COMO SE CONFUNDE O 25 DE ABRIL COM O FESTIVAL DA CANÇÃO
Quando eu era uma chavalita acabada de sair do exame da quarta havia montes de coisas que me faziam uma confusão do caraças. Nomeadamente:
1. Porque é que Portugal ficava sempre em último no Festival da Eurovisão.
2. Porque é que os adultos comentavam que era por causa da política se aquilo era só um concurso de cançonetas.
3. Porque é que estas coisas aconteciam quando afinal nós até éramos os maiores do mundo, tínhamos um império e qualquer criatura do planeta, preta, branca ou amarela, que falasse qualquer língua, se curvava logo em profunda vénia mal ouvisse pronunciar o nome do Camões, do Infante D. Henrique ou do Vasco da Gama. Esta parte era mentira só que como me tinham enganado na escola eu pensava que era verdade, do you follow?
Ora veio então a dar-se o caso que num belo dia de primavera, apanhei os crescidos em grande algazarra, como se tivesse chegado o dia do juízo final ou qualquer coisa ainda pior. Perguntei o que se passava e a minha mãe respondeu com um ar entre o apavorado e o esfusiante:
- Houve um golpe de estado!
Eu fiquei na mesma.
- Pois mãe. Mas o que é um golpe de estado?

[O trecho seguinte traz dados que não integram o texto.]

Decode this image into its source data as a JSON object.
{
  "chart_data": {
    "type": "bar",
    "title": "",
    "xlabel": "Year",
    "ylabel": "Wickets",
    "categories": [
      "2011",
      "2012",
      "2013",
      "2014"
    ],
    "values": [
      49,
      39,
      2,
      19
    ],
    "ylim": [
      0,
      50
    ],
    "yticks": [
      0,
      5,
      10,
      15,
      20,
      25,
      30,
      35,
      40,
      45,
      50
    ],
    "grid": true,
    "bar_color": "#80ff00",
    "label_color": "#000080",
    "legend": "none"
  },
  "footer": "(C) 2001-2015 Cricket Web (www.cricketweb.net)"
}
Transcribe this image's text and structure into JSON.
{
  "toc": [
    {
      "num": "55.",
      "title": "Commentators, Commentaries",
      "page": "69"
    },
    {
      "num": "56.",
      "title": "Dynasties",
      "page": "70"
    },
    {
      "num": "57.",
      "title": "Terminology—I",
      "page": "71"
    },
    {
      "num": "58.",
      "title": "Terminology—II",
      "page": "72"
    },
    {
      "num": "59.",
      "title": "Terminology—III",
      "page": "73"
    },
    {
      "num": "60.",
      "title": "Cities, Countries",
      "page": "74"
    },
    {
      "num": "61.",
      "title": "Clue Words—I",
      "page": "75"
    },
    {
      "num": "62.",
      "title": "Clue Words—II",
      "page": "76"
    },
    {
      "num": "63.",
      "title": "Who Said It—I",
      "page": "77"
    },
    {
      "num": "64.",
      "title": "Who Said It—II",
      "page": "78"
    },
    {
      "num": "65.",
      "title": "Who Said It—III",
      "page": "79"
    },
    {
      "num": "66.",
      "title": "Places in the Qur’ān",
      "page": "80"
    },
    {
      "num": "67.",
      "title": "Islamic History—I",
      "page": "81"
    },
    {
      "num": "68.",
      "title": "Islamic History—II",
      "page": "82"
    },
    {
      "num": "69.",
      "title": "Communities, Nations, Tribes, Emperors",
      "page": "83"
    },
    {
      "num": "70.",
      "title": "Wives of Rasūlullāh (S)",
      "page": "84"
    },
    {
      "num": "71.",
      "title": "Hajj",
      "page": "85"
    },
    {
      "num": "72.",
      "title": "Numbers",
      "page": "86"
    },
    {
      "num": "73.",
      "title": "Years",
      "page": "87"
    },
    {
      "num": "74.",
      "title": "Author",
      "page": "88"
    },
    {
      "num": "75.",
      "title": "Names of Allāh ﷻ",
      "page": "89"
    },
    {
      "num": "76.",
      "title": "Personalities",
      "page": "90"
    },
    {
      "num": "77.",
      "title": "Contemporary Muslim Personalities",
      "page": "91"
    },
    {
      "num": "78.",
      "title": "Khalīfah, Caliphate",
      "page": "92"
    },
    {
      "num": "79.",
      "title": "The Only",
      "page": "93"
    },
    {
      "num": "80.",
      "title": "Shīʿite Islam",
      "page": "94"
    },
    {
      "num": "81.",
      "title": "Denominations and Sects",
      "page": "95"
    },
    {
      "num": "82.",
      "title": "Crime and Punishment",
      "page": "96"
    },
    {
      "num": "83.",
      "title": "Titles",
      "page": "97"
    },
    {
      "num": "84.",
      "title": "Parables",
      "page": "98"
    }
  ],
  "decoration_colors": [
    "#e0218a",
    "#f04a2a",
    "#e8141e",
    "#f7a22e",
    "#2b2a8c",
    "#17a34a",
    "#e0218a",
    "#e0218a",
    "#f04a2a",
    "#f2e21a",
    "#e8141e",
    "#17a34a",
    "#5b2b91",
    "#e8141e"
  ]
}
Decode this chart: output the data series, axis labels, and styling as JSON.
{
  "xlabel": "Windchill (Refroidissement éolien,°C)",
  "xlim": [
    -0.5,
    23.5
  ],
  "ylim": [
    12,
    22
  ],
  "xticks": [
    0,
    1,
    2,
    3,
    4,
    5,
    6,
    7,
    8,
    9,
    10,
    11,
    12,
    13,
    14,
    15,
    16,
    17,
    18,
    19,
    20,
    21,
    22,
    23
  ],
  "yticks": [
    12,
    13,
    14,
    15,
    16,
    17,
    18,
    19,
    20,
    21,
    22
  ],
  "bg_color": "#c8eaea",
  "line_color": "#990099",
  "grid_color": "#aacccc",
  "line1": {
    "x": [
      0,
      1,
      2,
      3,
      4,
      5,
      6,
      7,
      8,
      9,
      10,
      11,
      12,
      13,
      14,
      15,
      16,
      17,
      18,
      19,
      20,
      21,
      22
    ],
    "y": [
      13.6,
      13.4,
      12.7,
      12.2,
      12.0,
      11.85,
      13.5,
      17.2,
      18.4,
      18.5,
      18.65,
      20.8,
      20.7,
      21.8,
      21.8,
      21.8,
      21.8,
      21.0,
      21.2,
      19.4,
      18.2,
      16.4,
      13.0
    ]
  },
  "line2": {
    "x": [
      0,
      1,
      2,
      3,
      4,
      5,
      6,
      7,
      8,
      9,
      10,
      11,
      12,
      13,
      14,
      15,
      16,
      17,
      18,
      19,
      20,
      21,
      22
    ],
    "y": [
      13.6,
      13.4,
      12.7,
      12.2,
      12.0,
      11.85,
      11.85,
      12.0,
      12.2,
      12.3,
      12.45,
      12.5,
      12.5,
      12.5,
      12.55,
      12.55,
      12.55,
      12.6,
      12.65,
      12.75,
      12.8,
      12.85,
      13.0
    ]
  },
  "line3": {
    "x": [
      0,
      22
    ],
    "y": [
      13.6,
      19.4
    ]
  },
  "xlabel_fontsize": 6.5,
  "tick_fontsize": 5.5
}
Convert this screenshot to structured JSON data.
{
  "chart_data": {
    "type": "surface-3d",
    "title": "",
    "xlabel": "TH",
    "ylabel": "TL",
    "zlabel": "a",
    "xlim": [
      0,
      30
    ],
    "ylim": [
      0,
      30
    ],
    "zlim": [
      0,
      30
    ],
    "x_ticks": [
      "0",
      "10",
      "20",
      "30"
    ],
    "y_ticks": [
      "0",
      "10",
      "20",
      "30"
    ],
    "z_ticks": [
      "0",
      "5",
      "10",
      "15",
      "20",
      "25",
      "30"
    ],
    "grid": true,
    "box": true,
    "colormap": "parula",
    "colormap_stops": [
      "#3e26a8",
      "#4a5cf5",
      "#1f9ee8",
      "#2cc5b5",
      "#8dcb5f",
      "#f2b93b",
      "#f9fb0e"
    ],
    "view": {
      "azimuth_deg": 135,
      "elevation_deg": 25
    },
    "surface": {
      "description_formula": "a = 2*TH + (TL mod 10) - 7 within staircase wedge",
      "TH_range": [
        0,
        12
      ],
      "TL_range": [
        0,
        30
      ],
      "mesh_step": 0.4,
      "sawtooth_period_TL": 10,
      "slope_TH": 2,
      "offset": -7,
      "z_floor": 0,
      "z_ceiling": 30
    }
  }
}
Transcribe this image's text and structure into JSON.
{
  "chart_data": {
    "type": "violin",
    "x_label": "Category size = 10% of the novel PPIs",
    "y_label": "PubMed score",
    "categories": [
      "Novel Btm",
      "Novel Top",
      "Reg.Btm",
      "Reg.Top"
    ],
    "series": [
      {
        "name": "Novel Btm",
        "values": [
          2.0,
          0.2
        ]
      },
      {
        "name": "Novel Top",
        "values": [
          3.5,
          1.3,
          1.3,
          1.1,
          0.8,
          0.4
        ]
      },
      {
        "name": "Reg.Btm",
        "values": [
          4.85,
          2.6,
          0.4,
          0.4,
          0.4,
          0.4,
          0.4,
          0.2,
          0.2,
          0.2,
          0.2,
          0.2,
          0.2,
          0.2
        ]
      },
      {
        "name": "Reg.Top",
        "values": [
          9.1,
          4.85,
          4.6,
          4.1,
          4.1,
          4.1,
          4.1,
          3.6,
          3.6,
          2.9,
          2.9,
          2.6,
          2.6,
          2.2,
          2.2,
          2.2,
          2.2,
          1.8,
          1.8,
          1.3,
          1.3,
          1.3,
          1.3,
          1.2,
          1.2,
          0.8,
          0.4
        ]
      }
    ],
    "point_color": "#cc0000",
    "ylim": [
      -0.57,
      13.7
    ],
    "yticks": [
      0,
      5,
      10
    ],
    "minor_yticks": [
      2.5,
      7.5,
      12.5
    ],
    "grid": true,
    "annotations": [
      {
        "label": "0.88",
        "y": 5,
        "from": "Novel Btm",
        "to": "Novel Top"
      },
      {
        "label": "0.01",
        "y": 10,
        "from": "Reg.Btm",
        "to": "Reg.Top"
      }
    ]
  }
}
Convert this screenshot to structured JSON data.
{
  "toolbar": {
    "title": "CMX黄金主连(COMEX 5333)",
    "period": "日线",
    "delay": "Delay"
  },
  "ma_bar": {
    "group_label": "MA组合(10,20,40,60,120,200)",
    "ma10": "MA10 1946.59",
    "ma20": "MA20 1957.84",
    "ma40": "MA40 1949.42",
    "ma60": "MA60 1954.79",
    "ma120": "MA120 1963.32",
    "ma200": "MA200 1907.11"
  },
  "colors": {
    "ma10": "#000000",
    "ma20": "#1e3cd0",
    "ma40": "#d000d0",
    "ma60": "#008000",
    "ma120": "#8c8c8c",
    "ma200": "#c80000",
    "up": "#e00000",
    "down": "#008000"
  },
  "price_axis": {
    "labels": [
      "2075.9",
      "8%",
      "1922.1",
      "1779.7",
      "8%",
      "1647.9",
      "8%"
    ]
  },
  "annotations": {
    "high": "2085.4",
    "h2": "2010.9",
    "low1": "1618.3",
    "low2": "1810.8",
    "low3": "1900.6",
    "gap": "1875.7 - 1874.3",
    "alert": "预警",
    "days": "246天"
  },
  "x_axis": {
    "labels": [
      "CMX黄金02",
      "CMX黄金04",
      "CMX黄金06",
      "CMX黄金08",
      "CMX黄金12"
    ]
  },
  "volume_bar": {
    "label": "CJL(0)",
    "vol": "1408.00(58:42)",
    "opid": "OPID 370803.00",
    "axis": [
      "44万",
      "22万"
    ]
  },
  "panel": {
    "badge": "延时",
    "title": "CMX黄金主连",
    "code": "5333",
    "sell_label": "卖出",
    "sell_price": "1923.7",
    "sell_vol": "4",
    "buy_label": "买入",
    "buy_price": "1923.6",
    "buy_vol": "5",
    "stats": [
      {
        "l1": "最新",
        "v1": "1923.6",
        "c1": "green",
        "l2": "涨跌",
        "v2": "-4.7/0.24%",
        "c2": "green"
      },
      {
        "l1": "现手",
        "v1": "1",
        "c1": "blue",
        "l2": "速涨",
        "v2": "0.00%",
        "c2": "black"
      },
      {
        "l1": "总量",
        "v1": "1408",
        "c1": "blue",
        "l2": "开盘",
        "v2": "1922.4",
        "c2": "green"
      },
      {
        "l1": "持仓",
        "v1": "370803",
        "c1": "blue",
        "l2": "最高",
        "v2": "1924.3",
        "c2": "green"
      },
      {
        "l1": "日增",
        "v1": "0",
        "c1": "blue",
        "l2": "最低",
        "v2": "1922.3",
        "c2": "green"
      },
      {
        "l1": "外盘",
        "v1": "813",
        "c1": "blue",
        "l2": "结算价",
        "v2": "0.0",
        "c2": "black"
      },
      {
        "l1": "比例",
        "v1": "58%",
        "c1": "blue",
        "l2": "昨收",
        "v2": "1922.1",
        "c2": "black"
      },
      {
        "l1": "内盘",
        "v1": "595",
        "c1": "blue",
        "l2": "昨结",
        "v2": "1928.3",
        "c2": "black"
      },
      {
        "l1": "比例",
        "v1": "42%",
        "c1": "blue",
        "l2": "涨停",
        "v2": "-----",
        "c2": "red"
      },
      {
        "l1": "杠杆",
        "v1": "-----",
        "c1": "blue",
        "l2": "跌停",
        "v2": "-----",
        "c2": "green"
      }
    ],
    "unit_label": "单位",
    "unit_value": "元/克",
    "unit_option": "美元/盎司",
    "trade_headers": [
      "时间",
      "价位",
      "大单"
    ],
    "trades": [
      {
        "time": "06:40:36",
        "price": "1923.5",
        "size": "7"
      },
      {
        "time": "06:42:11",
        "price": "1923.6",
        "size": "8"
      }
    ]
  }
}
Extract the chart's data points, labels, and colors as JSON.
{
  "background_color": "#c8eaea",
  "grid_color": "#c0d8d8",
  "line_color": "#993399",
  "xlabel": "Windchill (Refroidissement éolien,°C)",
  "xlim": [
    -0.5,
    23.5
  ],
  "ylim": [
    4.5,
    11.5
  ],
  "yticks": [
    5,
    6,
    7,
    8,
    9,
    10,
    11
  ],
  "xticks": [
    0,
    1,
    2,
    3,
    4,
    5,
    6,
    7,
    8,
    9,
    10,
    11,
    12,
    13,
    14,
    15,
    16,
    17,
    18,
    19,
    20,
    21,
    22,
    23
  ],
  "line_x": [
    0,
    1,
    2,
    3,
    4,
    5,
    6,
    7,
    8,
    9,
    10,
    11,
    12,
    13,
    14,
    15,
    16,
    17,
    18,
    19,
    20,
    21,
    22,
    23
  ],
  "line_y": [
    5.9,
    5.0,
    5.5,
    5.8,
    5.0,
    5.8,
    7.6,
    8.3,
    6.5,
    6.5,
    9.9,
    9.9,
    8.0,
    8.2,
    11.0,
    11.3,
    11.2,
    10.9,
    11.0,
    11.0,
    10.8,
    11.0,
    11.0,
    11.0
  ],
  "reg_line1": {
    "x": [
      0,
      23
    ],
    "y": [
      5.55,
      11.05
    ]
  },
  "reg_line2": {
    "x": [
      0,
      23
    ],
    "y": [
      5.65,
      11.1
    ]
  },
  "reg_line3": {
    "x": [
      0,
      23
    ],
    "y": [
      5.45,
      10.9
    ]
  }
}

- Quer dizer que mudou a política! Deitaram o governo abaixo! Há uma revolução!
Esta última palavra que eu nunca tinha ouvido também me foi indiferente, mas o resto percebi mais ou menos. Os meus neurónios fizeram então um exercício sumário de associação de ideias que durou apenas alguns segundos e atirei para o ar a minha brilhante conclusão:
- Então quer dizer que este ano o Paulo de Carvalho não vai ficar em último no festival da canção certo?
- Porquê? Que estás tu para aí a dizer rapariga?!
- Então não mudou a política? Vocês é que diziam sempre que era por causa da política!
Ganharam os ABBA.
Este foi o meu primeiro grande remate ao poste a seguir ao 25 de Abril. Mas toda a gente mandou ao lado nessa altura, não fui só eu. Eu é que até tinha desculpa porque era pita.
De resto houve quem pensasse as coisas mais disparatadas: Que toda a gente que tinha lugares de destaque na economia, na cultura ou nos mais diversos campos era inimigo a abater; que só deveria merecer o epíteto de trabalhador quem fosse operário ou camponês; que para comer era preciso semear a terra quando havia montes de gente que o mais que tinha era uma varanda com uns vasos de salsa, etc etc etc ...
Mas também foi nessa altura que toda a gente acreditou em alguma coisa, que os corações bateram com as paixões, que o sangue corria nas veias das pessoas como rios.
Fez-se e disse-se muito disparate, mas todos fazemos quando estamos a crescer. Tem que ser. É assim que se cresce.
Eu continuo a acreditar que valeu a pena e que é um privilégio ter vivido este grande momento, há 30 anos.